Both Bulik’s presentation and his book rely on a skeleton of previous histories that casually accept the guilt of Pennsylvania’s Ancient Order of Hibernian (AOH) men prosecuted as “Mollies.” Almost all of these previous histories accept the account of events promulgated by Pinkerton agents, in reports and trial testimony, and in Allan Pinkerton’s fiction, a dime novel version of this complex conflict.

The Pinkerton rendition of events from this period has controlled the entire documentation of this history, including Martin Ritt’s film, vetted by Pinkerton agency attorneys before its release in 1970. The Pinkerton version of events focuses attention on trials in four anthracite region counties. Trials actually took place in eight counties, in both the anthracite and bituminous regions. The Pinkerton version of events portrays the Hibernians as banded assassins. Exhaustive research into their biographies suggests Irish Catholic men who combined compassion with an urge for political reform.

In the late 1870s, a defense attorney asked one of the few Irish defense witnesses with the courage to take the stand his opinion of the alleged terrorist group called the “Molly Maguires.” The witness declared them a fairy story, a tale generated to entertain and scare listeners. The discussion at Penn State Hazleton added a new wrinkle to an old story. This time, per Bulik, Ireland’s alleged “Molly” terrorists wore dresses.

Bulik’s theory provides the latest red herring in the long, distorted, telling of Pennsylvania’s “Molly Maguire” prosecutions, a telling often used to titillate and entertain. This latest theory, as described in Bulik’s new book, derives in part from a survey of a hundred mummers' scripts archived at the Ulster Folk and Transport Museum.

The history of the “Molly Maguire” trials in Pennsylvania’s Allegheny, Carbon, Columbia, Fayette, Luzerne, Northumberland, Schuylkill, and Westmoreland counties has its roots both in Ireland and in the powerful hybrid of Irish Republicanism and American democracy. This hybrid proved so potent it required twenty-one executions in five counties to halt its forward movement.

Bulik’s theories provoke in other ways. He informed the audience that Pennsylvania’s alleged “Molly Maguire” violence arose after an influx of famine refugees diluted the old “middle class leadership” of Pottsville’s AOH. Bulik’s references to alleged “Molly Maguire” crimes as “the ultimate trick or treat gone bad” and to alleged “Mollies” as the “evil twins of the Mummers” brought expected laughs from the audience.

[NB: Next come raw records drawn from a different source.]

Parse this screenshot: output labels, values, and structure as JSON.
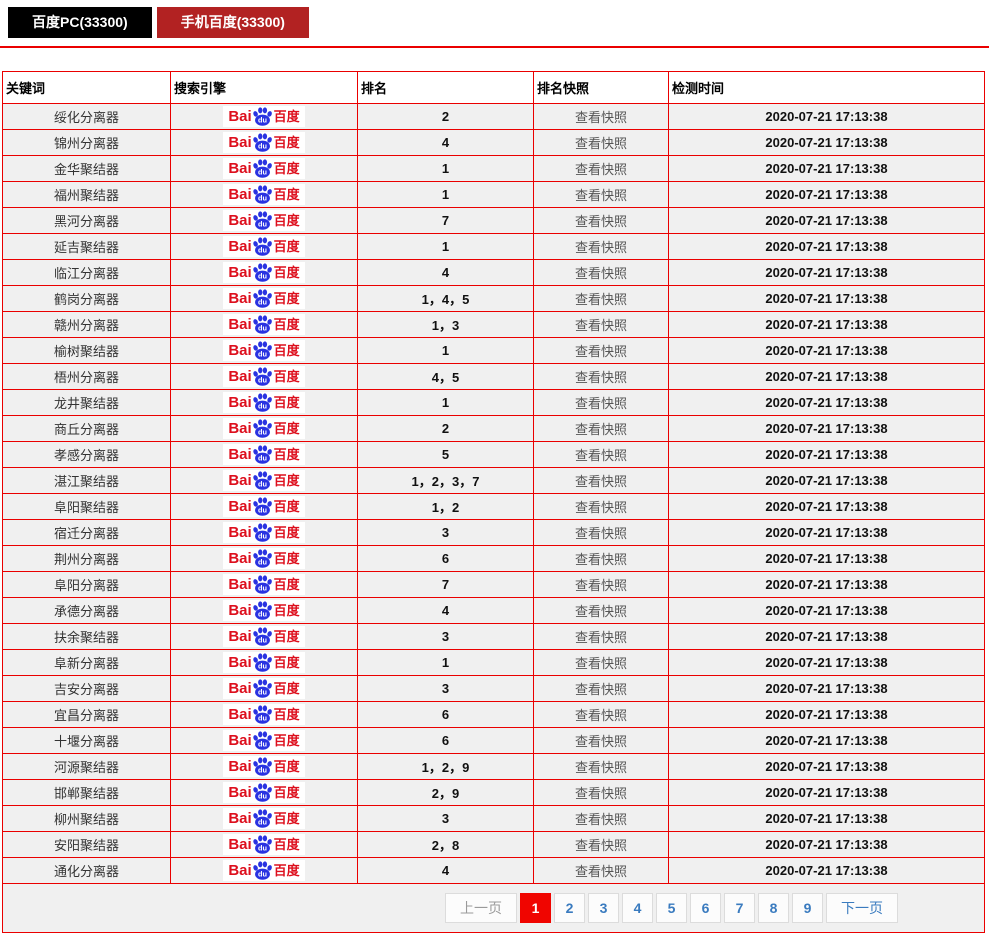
{
  "tabs": [
    {
      "label": "百度PC(33300)",
      "active": false
    },
    {
      "label": "手机百度(33300)",
      "active": true
    }
  ],
  "table": {
    "headers": [
      "关键词",
      "搜索引擎",
      "排名",
      "排名快照",
      "检测时间"
    ],
    "snapshot_label": "查看快照",
    "check_time": "2020-07-21 17:13:38",
    "engine_logo": {
      "latin": "Bai",
      "paw_text": "du",
      "cn": "百度"
    },
    "rows": [
      {
        "keyword": "绥化分离器",
        "rank": "2"
      },
      {
        "keyword": "锦州分离器",
        "rank": "4"
      },
      {
        "keyword": "金华聚结器",
        "rank": "1"
      },
      {
        "keyword": "福州聚结器",
        "rank": "1"
      },
      {
        "keyword": "黑河分离器",
        "rank": "7"
      },
      {
        "keyword": "延吉聚结器",
        "rank": "1"
      },
      {
        "keyword": "临江分离器",
        "rank": "4"
      },
      {
        "keyword": "鹤岗分离器",
        "rank": "1，4，5"
      },
      {
        "keyword": "赣州分离器",
        "rank": "1，3"
      },
      {
        "keyword": "榆树聚结器",
        "rank": "1"
      },
      {
        "keyword": "梧州分离器",
        "rank": "4，5"
      },
      {
        "keyword": "龙井聚结器",
        "rank": "1"
      },
      {
        "keyword": "商丘分离器",
        "rank": "2"
      },
      {
        "keyword": "孝感分离器",
        "rank": "5"
      },
      {
        "keyword": "湛江聚结器",
        "rank": "1，2，3，7"
      },
      {
        "keyword": "阜阳聚结器",
        "rank": "1，2"
      },
      {
        "keyword": "宿迁分离器",
        "rank": "3"
      },
      {
        "keyword": "荆州分离器",
        "rank": "6"
      },
      {
        "keyword": "阜阳分离器",
        "rank": "7"
      },
      {
        "keyword": "承德分离器",
        "rank": "4"
      },
      {
        "keyword": "扶余聚结器",
        "rank": "3"
      },
      {
        "keyword": "阜新分离器",
        "rank": "1"
      },
      {
        "keyword": "吉安分离器",
        "rank": "3"
      },
      {
        "keyword": "宜昌分离器",
        "rank": "6"
      },
      {
        "keyword": "十堰分离器",
        "rank": "6"
      },
      {
        "keyword": "河源聚结器",
        "rank": "1，2，9"
      },
      {
        "keyword": "邯郸聚结器",
        "rank": "2，9"
      },
      {
        "keyword": "柳州聚结器",
        "rank": "3"
      },
      {
        "keyword": "安阳聚结器",
        "rank": "2，8"
      },
      {
        "keyword": "通化分离器",
        "rank": "4"
      }
    ]
  },
  "pagination": {
    "prev_label": "上一页",
    "next_label": "下一页",
    "pages": [
      "1",
      "2",
      "3",
      "4",
      "5",
      "6",
      "7",
      "8",
      "9"
    ],
    "active_page": "1"
  },
  "colors": {
    "border_red": "#ea0000",
    "tab_black": "#000000",
    "tab_red": "#b22222",
    "active_page_red": "#f00500",
    "page_link_blue": "#3a7bbf",
    "logo_red": "#dd0f1d",
    "logo_blue": "#2932e1",
    "row_bg": "#f0f0f0"
  }
}
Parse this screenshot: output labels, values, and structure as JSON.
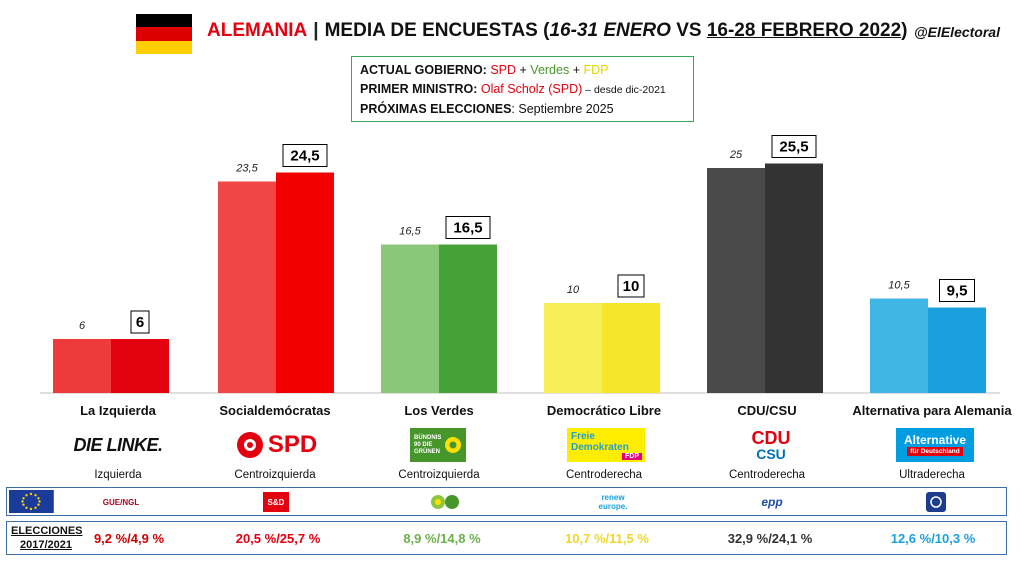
{
  "header": {
    "country": "ALEMANIA",
    "separator": "|",
    "title_part1": "MEDIA DE ENCUESTAS (",
    "period_prev": "16-31 ENERO",
    "title_vs": " VS ",
    "period_curr": "16-28 FEBRERO 2022",
    "title_close": ")",
    "handle": "@ElElectoral",
    "flag_colors": [
      "#000000",
      "#dd0000",
      "#ffce00"
    ]
  },
  "info": {
    "gov_label": "ACTUAL GOBIERNO:",
    "gov_spd": "SPD",
    "gov_plus1": " + ",
    "gov_verdes": "Verdes",
    "gov_plus2": " + ",
    "gov_fdp": "FDP",
    "pm_label": "PRIMER MINISTRO:",
    "pm_name": "Olaf Scholz (SPD)",
    "pm_since": " – desde dic-2021",
    "next_label": "PRÓXIMAS ELECCIONES",
    "next_value": ": Septiembre 2025"
  },
  "chart_data": {
    "type": "bar",
    "categories": [
      "La Izquierda",
      "Socialdemócratas",
      "Los Verdes",
      "Democrático Libre",
      "CDU/CSU",
      "Alternativa para Alemania"
    ],
    "series": [
      {
        "values": [
          6,
          23.5,
          16.5,
          10,
          25,
          10.5
        ]
      },
      {
        "values": [
          6,
          24.5,
          16.5,
          10,
          25.5,
          9.5
        ]
      }
    ],
    "value_labels_prev": [
      "6",
      "23,5",
      "16,5",
      "10",
      "25",
      "10,5"
    ],
    "value_labels_curr": [
      "6",
      "24,5",
      "16,5",
      "10",
      "25,5",
      "9,5"
    ],
    "colors_prev": [
      "#ee3a3a",
      "#f24545",
      "#88c878",
      "#f8ee58",
      "#4a4a4a",
      "#40b6e4"
    ],
    "colors_curr": [
      "#e3000f",
      "#f20000",
      "#46a236",
      "#f7e52a",
      "#333333",
      "#1aa0dc"
    ],
    "ylim": [
      0,
      27
    ],
    "grid": false
  },
  "parties": [
    {
      "name": "La Izquierda",
      "logo_text": "DIE LINKE.",
      "ideology": "Izquierda",
      "eu_group": "GUE/NGL",
      "result": "9,2 %/4,9 %",
      "result_color": "#d40000"
    },
    {
      "name": "Socialdemócratas",
      "logo_text": "SPD",
      "ideology": "Centroizquierda",
      "eu_group": "S&D",
      "result": "20,5 %/25,7 %",
      "result_color": "#e3000f"
    },
    {
      "name": "Los Verdes",
      "logo_text": "BÜNDNIS 90 DIE GRÜNEN",
      "ideology": "Centroizquierda",
      "eu_group": "",
      "result": "8,9 %/14,8 %",
      "result_color": "#6ab04c"
    },
    {
      "name": "Democrático Libre",
      "logo_text": "Freie Demokraten",
      "logo_sub": "FDP",
      "ideology": "Centroderecha",
      "eu_group": "renew europe.",
      "result": "10,7 %/11,5 %",
      "result_color": "#f0d72a"
    },
    {
      "name": "CDU/CSU",
      "logo_text": "CDU",
      "logo_sub": "CSU",
      "ideology": "Centroderecha",
      "eu_group": "epp",
      "result": "32,9 %/24,1 %",
      "result_color": "#333333"
    },
    {
      "name": "Alternativa para Alemania",
      "logo_text": "Alternative",
      "logo_sub": "für Deutschland",
      "ideology": "Ultraderecha",
      "eu_group": "",
      "result": "12,6 %/10,3 %",
      "result_color": "#1aa0dc"
    }
  ],
  "results_label_line1": "ELECCIONES",
  "results_label_line2": "2017/2021"
}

Many, if not all, of Pennsylvania’s AOH men charged as “Mollies” were naturalized U.S. citizens. The youngest among them decorated the walls of their cells with American flags. They believed in the power of the American system of justice. Up to the time of their executions, they refused to believe their executions could be secured through evidence supplied by self-confessed murderers, corroborated by testimony scripted and delivered by paid Pinkerton operatives. The juries that weighed this evidence included German farmers. Some of them spoke little English.

Bulik gave a glancing reference to John Kehoe, Schuylkill County’s AOH delegate hanged as the “King of the Mollies.” Had Bulik stretched his research a bit, he may have discovered Kehoe’s letter to a Pottsville editor in 1875—a letter that Kehoe wrote from his position as Girardville's high constable. In it, Kehoe urged area residents “to encourage brotherly love instead of sowing seeds of antagonism which sooner or later may lead to bloodshed.”

A quote from Macbeth, included in the program’s handouts, summed up the proceedings for this observer: “… this sore night / Hath trifled former knowledge.”

Bulik’s treatment of this tragically complex social justice history—including prosecutions that ridiculed the protection the U.S. Constitution affords its citizens—further clouds the discussion of the social, religious, ethnic, political, financial, and industrial issues that defined it. These issues still beg for explication.

A dimly remembered quote from the 1870s sums up the ongoing need in the telling of this history: “Justice lies bleeding. / Come fly to her aid.”